Find winning tickets without iterative pruning using sensitivity analysis:

```rust
// Approximate winning ticket in one shot
let pruner = LotteryTicketPruner::builder()
    .target_sparsity(0.9)
    .pruning_rounds(1)  // Single round
    .build();
```

### Supermask Training

Train only the mask, keeping weights frozen:

```
mask_i = σ(s_i)  // Learned scores
output = mask ⊙ W ⊙ x
```

**Reference:** Zhou et al. (2019) - "Deconstructing Lottery Tickets"

### Neural Network Pruning at Initialization

Skip training entirely—find winning tickets from random init:

**Reference:** Lee et al. (2019) - "SNIP: Single-Shot Network Pruning"
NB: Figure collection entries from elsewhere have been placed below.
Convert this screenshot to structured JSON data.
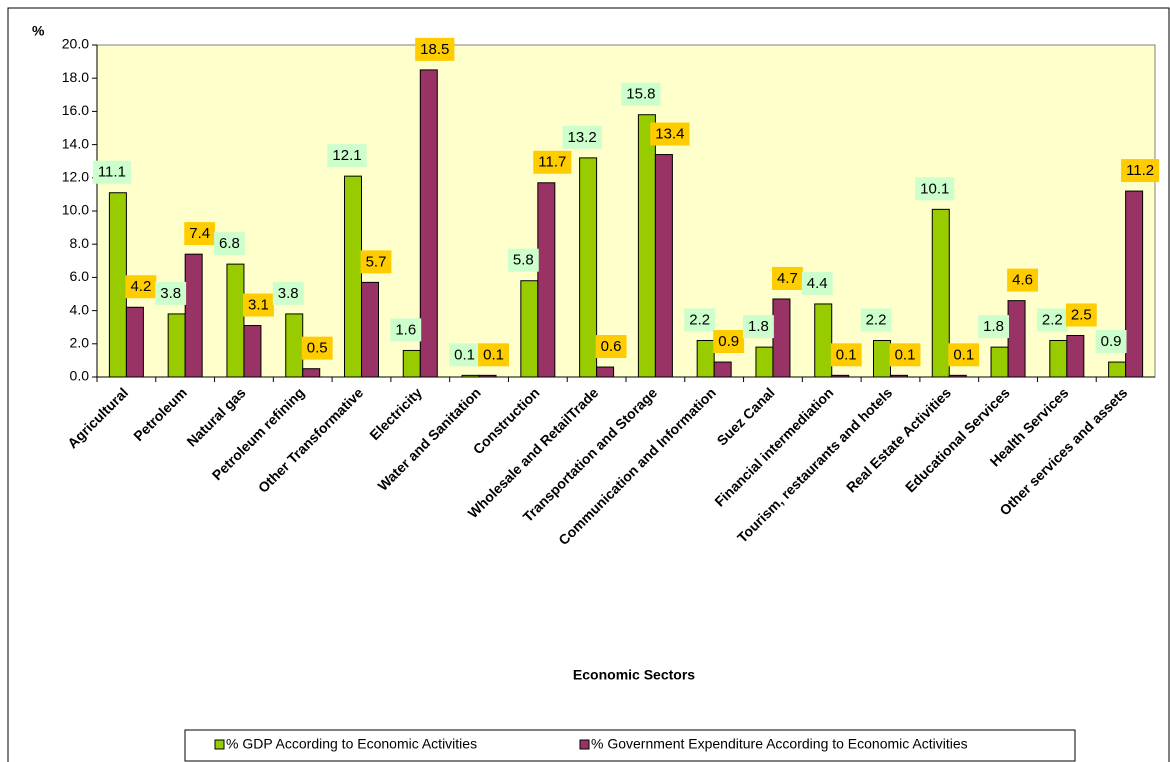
{
  "chart_data": {
    "type": "bar",
    "y_label": "%",
    "x_label": "Economic Sectors",
    "categories": [
      "Agricultural",
      "Petroleum",
      "Natural gas",
      "Petroleum refining",
      "Other Transformative",
      "Electricity",
      "Water and Sanitation",
      "Construction",
      "Wholesale and RetailTrade",
      "Transportation and Storage",
      "Communication and Information",
      "Suez Canal",
      "Financial intermediation",
      "Tourism, restaurants and hotels",
      "Real Estate Activities",
      "Educational Services",
      "Health Services",
      "Other services and assets"
    ],
    "series": [
      {
        "name": "% GDP According to Economic Activities",
        "color": "#99cc00",
        "label_color": "#ccffcc",
        "values": [
          11.1,
          3.8,
          6.8,
          3.8,
          12.1,
          1.6,
          0.1,
          5.8,
          13.2,
          15.8,
          2.2,
          1.8,
          4.4,
          2.2,
          10.1,
          1.8,
          2.2,
          0.9
        ]
      },
      {
        "name": "% Government Expenditure According to Economic Activities",
        "color": "#993366",
        "label_color": "#ffcc00",
        "values": [
          4.2,
          7.4,
          3.1,
          0.5,
          5.7,
          18.5,
          0.1,
          11.7,
          0.6,
          13.4,
          0.9,
          4.7,
          0.1,
          0.1,
          0.1,
          4.6,
          2.5,
          11.2
        ]
      }
    ],
    "ylim": [
      0,
      20
    ],
    "yticks": [
      {
        "value": 0,
        "label": "0.0"
      },
      {
        "value": 2,
        "label": "2.0"
      },
      {
        "value": 4,
        "label": "4.0"
      },
      {
        "value": 6,
        "label": "6.0"
      },
      {
        "value": 8,
        "label": "8.0"
      },
      {
        "value": 10,
        "label": "10.0"
      },
      {
        "value": 12,
        "label": "12.0"
      },
      {
        "value": 14,
        "label": "14.0"
      },
      {
        "value": 16,
        "label": "16.0"
      },
      {
        "value": 18,
        "label": "18.0"
      },
      {
        "value": 20,
        "label": "20.0"
      }
    ],
    "grid": false,
    "legend": "bottom",
    "plot_background": "#ffffcc"
  }
}
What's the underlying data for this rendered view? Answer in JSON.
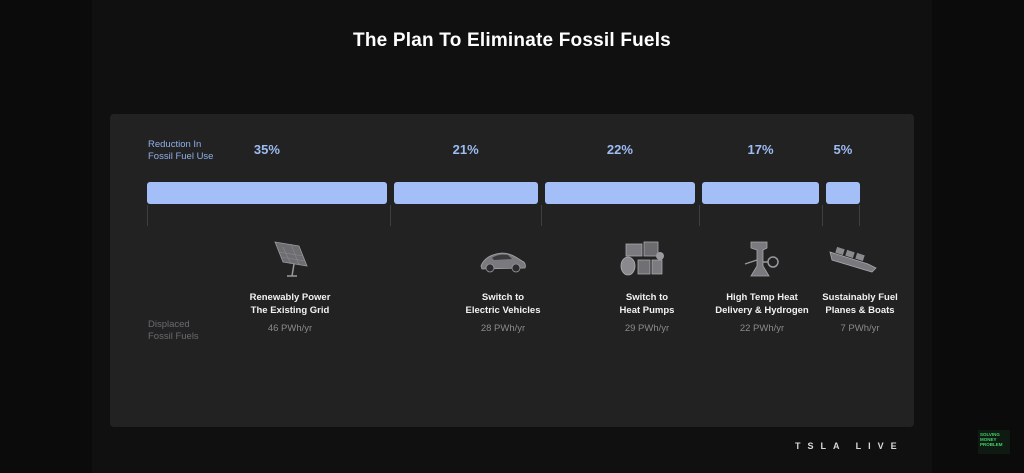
{
  "title": "The Plan To Eliminate Fossil Fuels",
  "labels": {
    "reduction_line1": "Reduction In",
    "reduction_line2": "Fossil Fuel Use",
    "displaced_line1": "Displaced",
    "displaced_line2": "Fossil Fuels"
  },
  "brand": "TSLA LIVE",
  "watermark": {
    "line1": "SOLVING",
    "line2": "MONEY",
    "line3": "PROBLEM"
  },
  "icons": [
    "solar-panel-icon",
    "electric-car-icon",
    "heat-pump-icon",
    "industrial-heat-icon",
    "ship-icon"
  ],
  "colors": {
    "bar": "#a4bff7",
    "percent": "#9dbcf3",
    "background": "#222223"
  },
  "chart_data": {
    "type": "bar",
    "orientation": "horizontal-stacked",
    "title": "The Plan To Eliminate Fossil Fuels",
    "categories": [
      "Renewably Power The Existing Grid",
      "Switch to Electric Vehicles",
      "Switch to Heat Pumps",
      "High Temp Heat Delivery & Hydrogen",
      "Sustainably Fuel Planes & Boats"
    ],
    "series": [
      {
        "name": "Reduction In Fossil Fuel Use",
        "values": [
          35,
          21,
          22,
          17,
          5
        ],
        "labels": [
          "35%",
          "21%",
          "22%",
          "17%",
          "5%"
        ]
      },
      {
        "name": "Displaced Fossil Fuels",
        "values": [
          46,
          28,
          29,
          22,
          7
        ],
        "labels": [
          "46 PWh/yr",
          "28 PWh/yr",
          "29 PWh/yr",
          "22 PWh/yr",
          "7 PWh/yr"
        ]
      }
    ],
    "name_lines": [
      [
        "Renewably Power",
        "The Existing Grid"
      ],
      [
        "Switch to",
        "Electric Vehicles"
      ],
      [
        "Switch to",
        "Heat Pumps"
      ],
      [
        "High Temp Heat",
        "Delivery & Hydrogen"
      ],
      [
        "Sustainably Fuel",
        "Planes & Boats"
      ]
    ],
    "unit": "PWh/yr",
    "grid": false
  }
}
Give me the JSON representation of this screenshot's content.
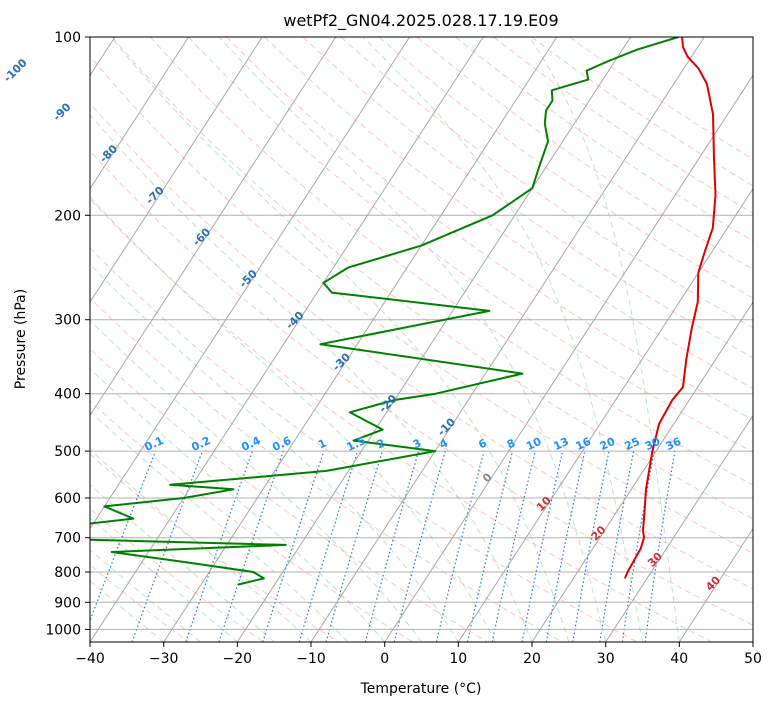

## Mathematical Properties

### Mask Properties

```
mask ∈ {0, 1}^n          // Binary mask
sparsity = sum(mask=0) / n
density = 1 - sparsity
```

### Idempotence

Applying a mask multiple times has the same effect:

```
apply(apply(W, m), m) = apply(W, m)
```

### Compression Ratio

```
compression = total_params / remaining_params
            = 1 / density
```

For 90% sparsity: compression = 10x

## Quality Metrics

### Winning Ticket Quality

A good winning ticket:
1. Achieves target accuracy when retrained
2. Matches or exceeds dense network accuracy
3. Trains in similar or fewer iterations

### Sparsity vs. Accuracy Trade-off

Typical behavior:
- Up to 80% sparsity: minimal accuracy loss
- 80-95% sparsity: gradual degradation
- >95% sparsity: significant accuracy drop

## References

1. Frankle, J., & Carbin, M. (2018). "The Lottery Ticket Hypothesis: Finding Sparse, Trainable Neural Networks." ICLR 2019.
2. Frankle, J., et al. (2019). "Stabilizing the Lottery Ticket Hypothesis." arXiv:1903.01611.
3. Zhou, H., et al. (2019). "Deconstructing Lottery Tickets: Zeros, Signs, and the Supermask." NeurIPS 2019.
4. Lee, N., et al. (2019). "SNIP: Single-shot Network Pruning based on Connection Sensitivity." ICLR 2019.
5. Malach, E., et al. (2020). "Proving the Lottery Ticket Hypothesis: Pruning is All You Need." ICML 2020.